Com base em nossa pesquisa, acreditamos que o foco precisa ser duplo: reduzir os níveis de abuso mudando a cultura em relação aos árbitros no esporte; e garantir que os sistemas estejam em vigor para apoiar os árbitros e punir adequadamente os infratores quando ocorrerem abusos.

Não podemos ser ingênuos a ponto de pensar que o abuso contra os árbitros pode ser totalmente eliminado do esporte competitivo. A questão é: as organizações esportivas têm vontade suficiente para promover mudanças e reduzir significativamente o abuso?

Com base em nossas duas décadas estudando esse assunto, podemos dizer que a maioria dos esportes tem sido muito lenta para tratar desse problema endêmico. No entanto, finalmente há sinais de disposição para enfrentar o problema, em parte devido à crescente conscientização sobre os problemas de recrutamento e retenção de árbitros que essas organizações enfrentam.

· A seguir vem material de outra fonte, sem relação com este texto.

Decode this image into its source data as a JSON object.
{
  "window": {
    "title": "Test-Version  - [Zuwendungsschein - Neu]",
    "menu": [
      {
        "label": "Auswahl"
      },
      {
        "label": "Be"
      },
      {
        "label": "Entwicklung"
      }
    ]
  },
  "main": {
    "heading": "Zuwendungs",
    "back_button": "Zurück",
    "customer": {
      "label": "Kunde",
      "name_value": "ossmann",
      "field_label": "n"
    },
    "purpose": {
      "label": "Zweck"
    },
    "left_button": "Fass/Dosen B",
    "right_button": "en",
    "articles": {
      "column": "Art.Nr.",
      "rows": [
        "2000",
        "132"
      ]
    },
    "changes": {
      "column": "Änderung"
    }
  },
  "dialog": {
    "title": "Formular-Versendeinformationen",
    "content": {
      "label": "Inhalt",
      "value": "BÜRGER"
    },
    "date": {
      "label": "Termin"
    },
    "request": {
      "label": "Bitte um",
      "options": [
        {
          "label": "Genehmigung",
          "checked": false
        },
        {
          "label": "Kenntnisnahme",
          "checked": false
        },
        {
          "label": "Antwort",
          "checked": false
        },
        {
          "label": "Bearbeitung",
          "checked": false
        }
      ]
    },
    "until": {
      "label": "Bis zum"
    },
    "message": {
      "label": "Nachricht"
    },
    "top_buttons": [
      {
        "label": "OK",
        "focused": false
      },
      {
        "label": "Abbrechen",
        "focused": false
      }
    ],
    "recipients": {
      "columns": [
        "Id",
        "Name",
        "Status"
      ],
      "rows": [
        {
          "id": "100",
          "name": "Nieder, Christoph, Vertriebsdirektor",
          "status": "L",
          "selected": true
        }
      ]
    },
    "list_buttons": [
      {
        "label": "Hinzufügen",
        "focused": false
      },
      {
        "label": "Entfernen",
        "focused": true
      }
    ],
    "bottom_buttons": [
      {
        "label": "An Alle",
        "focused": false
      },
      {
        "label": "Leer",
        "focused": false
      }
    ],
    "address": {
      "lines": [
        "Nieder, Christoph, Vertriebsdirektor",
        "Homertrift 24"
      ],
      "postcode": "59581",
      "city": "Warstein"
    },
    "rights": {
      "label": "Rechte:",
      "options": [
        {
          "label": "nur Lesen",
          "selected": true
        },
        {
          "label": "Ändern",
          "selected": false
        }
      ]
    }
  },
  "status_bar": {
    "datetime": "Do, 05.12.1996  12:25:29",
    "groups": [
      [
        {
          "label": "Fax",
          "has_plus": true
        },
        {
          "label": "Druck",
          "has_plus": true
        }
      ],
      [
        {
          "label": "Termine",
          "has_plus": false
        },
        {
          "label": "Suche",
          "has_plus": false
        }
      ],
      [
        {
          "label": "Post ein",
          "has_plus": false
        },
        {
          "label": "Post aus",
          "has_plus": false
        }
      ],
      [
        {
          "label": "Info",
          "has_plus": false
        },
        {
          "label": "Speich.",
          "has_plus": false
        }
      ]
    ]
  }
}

Mas, para que qualquer iniciativa de recrutamento seja bem-sucedida, é preciso haver uma mudança cultural que eleve o perfil e a importância dos árbitros esportivos e, acima de tudo, que aborde o tratamento chocante dado aos nossos jovens árbitros. Sem isso, acreditamos que muitos esportes - não apenas o futebol - poderão enfrentar uma grave escassez de árbitros de base e, posteriormente, de árbitros de elite. Como nos disse um juiz de toque da união de rúgbi:

Perto do final de um jogo, fui submetido a uma enxurrada de abusos de um punhado de torcedores adultos bêbados da casa. As declarações feitas a mim repetidamente durante esse período de 20 minutos foram: ‘Você é um maldito trapaceiro, juiz de toque! Seu trapaceiro de merda, juiz de toque! Depois de quase 30 anos como árbitro, tenho uma pele bastante dura. Mas isso me fez pensar por que eu me dava ao trabalho de fazer isso quando poderia estar com minha família. Em vez disso, eu tinha um bando de homens bêbados abusando de mim.